De nombreuses molécules résultant de tous les produits chimiques que nous utilisons se retrouvent dans les eaux usées, les rivières et les ressources qui servent à faire de l'eau potable et même dans la mer. Parmi elles, les médicaments, humains ou vétérinaires, sont présents à l'état de traces, quelques dizaines de milliardièmes de grammes (nanogrammes) par litre. Les mélanges complexes de ces éléments peuvent présenter des effets biologiques sur la faune vivant (perturbation hormonale, troubles du développement, malformations, cancers...) bien qu'ils soient encore mal caractérisés.


Pour ce qui est des médicaments utilisés par les vétérinaires, ils sont de diversité plus faible que ceux administrés aux humains. Plus proches des éléments phytosanitaires, ils sont parfois utilisés en plus grande quantité surtout dans les élevages intensifs, les ruches et les piscicultures. Il n'existe pas actuellement de liste exhaustive des médicaments incriminés, ni d'échelle de dangerosité et encore moins de consensus sur les molécules à étudier, ont fait valoir les intervenants du colloque «Effemer» à Montpellier.


Dans le cas des médicaments humains, le paracétamol (analgésique-antipyrétique) est de loin le plus consommé en France, à raison de 800 tonnes par an, mais ce n'est pas le plus nocif pour la santé humaine quand il se trouve à l'état de traces dans les effluents. Les stéroïdes ou autres éléments mimant les hormones oestrogéniques qui sont plus dangereux sont utilisés à plusieurs centaines de kilos par an. A ces substances s'ajoutent dans les eaux les hormones naturelles contenues dans l'urine. En résumé, et sous forme de boutade, la femelle du poisson ne peut plus dire à son mâle qu'elle a mal à la tête parce qu'elle absorbe de plus en plus de paracétamol. Mais le pauvre mâle ne sait plus où il en est parce qu'il ne connaît plus la nature de son sexe à cause des stéroïdes et autres molécules chimiques à effets perturbateurs endocriniens.

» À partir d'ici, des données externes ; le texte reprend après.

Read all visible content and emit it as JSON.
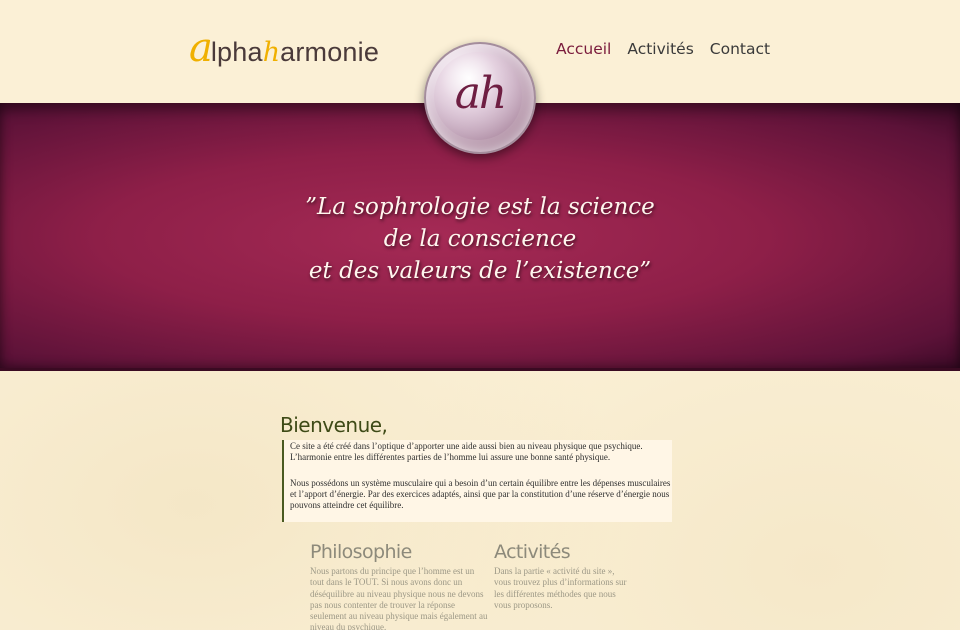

Parmi les médicaments, certains ne devraient pas se trouver dans l'environnement parce qu'ils pourraient être mis de côté à la source. C'est le cas des anticancéreux issus des chimiothérapies ou des produits de contraste pour l'imagerie médicale. Ces médicaments ne font pas l'objet de beaucoup de données, mais pourraient être éliminés à l'hôpital. Actuellement, il existe des recommandations pour les radioéléments dans les hôpitaux qui doivent attendre la baisse de leur radioactivité avant d'être injectés dans les effluents. Mais comment éliminer ces déchets pour les malades qui sont soignés chez eux, ce qui est de plus en plus souvent préconisé par les médecins. Sera-t-il possible d'organiser des systèmes similaires à Cyclamed, qui semble battre de l'aile ? Cyclamed évitait que les médicaments n'atterrissent dans les ordures ménagères. Il était censé récupérer les médicaments non utilisés pour les recycler.


Quant aux antibiotiques, à l'origine de l'augmentation du nombre de bactéries résistantes dans les établissements de soins, on ne connaît pas bien la proportion relâchée dans l'environnement. «Ce qui est sûr, affirme Yves Levi de la faculté de pharmacie de l'université Paris-XI, c'est que, grâce aux campagnes d'information, la quantité de prescription d'anti bi otiques en ville diminue ces dernières années.» Cela dit, Yves Levi confirme que de nombreuses études montrent la présence de bactéries résistantes dans l'eau, mais le rapport avec la présence de molécules antibiotiques n'est pas évident. Depuis les années 80, on a trouvé des bactéries résistantes partout, y compris en plein Himalaya, où les habitants ne se soignent pas aux antibiotiques.


De leur côté, les représentants des agences de sécurité sanitaire présents au colloque rassu raient : «Si une évaluation écotoxique des médicaments n'existe pas pour l'environnement, 93 fois sur 100, l'industrie pharmaceutique a effectué une évaluation du risque environnemental dans le cadre d'une autorisation de mise sur le marché (AMM) avant de les commercialiser et 71 fois sur 100 il a été conclu à l'absence de ce risque.» On ne saura pas pour autant si le médicament fera du mal à la daphnie, petit crustacé d'eau douce très sensible aux toxiques. Des essais en laboratoires mettent en évidence des problèmes de développement chez les vertébrés et les invertébrés après absorption d'hormones naturelles ou artificielles. Mais beaucoup de questions demeurent sans réponse et nécessitent davantage d'études.